At the beginning of March, Caridad Silvente, Ana Bensi’s mother, recorded and broadcast images of the agent who came to her house to deliver a summons to her daughter, whom they wanted to interrogate for spreading messages that denounce the situation in Cuba and attribute the hardships of the majority population to the regime. These types of activities, which do not go beyond criticism of a Government, are considered by the Cuban Penal Code “propaganda against the constitutional order” and penalized with long years of prison, with the dissemination being an aggravating factor. on-line.

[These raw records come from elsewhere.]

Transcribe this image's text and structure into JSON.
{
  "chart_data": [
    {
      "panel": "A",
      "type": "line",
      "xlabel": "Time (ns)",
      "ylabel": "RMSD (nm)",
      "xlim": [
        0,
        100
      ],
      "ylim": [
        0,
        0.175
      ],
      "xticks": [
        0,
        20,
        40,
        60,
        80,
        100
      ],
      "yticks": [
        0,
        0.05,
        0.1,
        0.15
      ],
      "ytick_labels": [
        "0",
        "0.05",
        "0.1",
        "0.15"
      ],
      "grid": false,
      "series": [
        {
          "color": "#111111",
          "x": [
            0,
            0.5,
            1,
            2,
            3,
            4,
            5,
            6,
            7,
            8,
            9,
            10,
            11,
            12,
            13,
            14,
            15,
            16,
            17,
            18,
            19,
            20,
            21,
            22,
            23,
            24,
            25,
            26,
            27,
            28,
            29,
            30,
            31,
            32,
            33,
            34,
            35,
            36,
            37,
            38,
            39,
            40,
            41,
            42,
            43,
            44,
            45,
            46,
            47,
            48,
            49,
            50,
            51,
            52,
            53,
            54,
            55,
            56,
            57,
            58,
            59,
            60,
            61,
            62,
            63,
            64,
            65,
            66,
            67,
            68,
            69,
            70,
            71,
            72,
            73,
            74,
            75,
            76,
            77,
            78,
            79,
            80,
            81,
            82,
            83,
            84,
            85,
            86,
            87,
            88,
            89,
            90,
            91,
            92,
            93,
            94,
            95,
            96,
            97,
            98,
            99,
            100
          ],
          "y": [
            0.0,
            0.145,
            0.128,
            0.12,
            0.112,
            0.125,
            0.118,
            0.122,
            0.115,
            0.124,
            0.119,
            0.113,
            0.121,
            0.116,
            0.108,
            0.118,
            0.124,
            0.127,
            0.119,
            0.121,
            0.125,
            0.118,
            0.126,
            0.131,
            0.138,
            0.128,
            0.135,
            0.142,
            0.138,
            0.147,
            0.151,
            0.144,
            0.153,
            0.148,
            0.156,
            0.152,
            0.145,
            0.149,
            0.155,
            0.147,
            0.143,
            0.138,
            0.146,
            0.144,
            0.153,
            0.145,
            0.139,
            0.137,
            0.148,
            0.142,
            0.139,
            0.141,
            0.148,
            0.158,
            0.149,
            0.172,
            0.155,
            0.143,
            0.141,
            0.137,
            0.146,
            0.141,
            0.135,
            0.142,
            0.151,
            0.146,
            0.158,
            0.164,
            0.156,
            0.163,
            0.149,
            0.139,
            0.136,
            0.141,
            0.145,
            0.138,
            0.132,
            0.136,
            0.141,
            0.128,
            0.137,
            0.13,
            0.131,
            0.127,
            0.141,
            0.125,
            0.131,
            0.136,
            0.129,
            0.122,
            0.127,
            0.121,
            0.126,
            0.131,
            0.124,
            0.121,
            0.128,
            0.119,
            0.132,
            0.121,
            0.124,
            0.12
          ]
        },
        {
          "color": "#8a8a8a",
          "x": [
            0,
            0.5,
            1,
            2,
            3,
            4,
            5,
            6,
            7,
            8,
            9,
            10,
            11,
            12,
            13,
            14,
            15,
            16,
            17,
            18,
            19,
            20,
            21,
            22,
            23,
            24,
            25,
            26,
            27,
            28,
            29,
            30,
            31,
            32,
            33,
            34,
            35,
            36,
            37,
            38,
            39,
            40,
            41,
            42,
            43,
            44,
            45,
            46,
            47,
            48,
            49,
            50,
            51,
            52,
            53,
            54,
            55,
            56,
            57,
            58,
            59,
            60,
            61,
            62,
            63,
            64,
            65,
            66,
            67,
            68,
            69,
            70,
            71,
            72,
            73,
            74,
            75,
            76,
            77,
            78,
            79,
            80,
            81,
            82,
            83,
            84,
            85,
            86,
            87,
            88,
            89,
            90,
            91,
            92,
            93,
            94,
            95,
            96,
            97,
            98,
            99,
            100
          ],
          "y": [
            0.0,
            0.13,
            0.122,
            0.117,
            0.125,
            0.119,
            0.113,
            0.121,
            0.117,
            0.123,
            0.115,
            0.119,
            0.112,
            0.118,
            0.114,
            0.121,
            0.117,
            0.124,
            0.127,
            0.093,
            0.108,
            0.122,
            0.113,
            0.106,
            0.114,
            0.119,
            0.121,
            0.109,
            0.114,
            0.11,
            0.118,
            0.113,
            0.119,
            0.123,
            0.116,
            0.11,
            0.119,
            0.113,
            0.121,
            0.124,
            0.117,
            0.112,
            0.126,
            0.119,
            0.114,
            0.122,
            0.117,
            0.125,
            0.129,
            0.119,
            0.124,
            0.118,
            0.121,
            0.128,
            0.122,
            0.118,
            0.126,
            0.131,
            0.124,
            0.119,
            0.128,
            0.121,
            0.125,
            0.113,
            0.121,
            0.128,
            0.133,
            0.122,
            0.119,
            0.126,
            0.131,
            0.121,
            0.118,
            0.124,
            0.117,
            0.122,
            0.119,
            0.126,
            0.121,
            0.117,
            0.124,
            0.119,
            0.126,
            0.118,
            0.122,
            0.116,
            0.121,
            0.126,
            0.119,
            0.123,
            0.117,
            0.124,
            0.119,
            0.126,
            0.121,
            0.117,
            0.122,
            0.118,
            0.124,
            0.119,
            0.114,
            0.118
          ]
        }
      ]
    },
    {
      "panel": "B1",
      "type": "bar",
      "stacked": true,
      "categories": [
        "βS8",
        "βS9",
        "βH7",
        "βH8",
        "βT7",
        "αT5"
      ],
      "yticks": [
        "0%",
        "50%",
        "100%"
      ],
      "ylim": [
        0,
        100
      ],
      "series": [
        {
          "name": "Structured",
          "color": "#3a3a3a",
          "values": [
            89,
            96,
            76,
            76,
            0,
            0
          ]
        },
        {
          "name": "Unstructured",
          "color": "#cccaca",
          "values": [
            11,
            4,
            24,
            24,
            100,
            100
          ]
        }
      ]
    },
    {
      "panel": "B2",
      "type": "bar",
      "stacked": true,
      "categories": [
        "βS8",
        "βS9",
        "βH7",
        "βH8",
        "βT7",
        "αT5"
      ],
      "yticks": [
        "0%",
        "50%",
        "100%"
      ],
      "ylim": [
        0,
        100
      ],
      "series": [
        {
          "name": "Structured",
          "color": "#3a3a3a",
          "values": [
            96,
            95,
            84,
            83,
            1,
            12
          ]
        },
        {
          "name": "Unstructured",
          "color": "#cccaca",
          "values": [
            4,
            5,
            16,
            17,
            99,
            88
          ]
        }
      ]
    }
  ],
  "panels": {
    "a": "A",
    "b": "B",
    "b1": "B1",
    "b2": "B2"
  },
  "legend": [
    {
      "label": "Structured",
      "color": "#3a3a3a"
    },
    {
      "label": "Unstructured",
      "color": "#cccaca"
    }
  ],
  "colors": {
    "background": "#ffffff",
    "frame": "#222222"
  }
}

The youtuber came weeks later to testify in relation to the accusation against her mother, but ended up being charged with the same crime. At the beginning of April, the US chargé d’affaires in Cuba, Mike Hammer went to their house, in Havana, on a backup visit. The pressure on his environment intensified just hours after the meeting and his sister, Elmis Rivero Silvente, was summoned to the Immigration Unit of the municipality of Playa under the pretext of an “interview for immigration control of stay.” Rivero is a US citizen and was spending a few days with her family on a trip that she took advantage of to bring medicine to her mother, but she became involved in the persecution of her family.
Despite the ordeal of recent days, the activist is clearer than ever: “All these injustices only demonstrate what they deny so much: a dictatorship. If you think they plan to silence me, they are very wrong, unless they put me in prison.”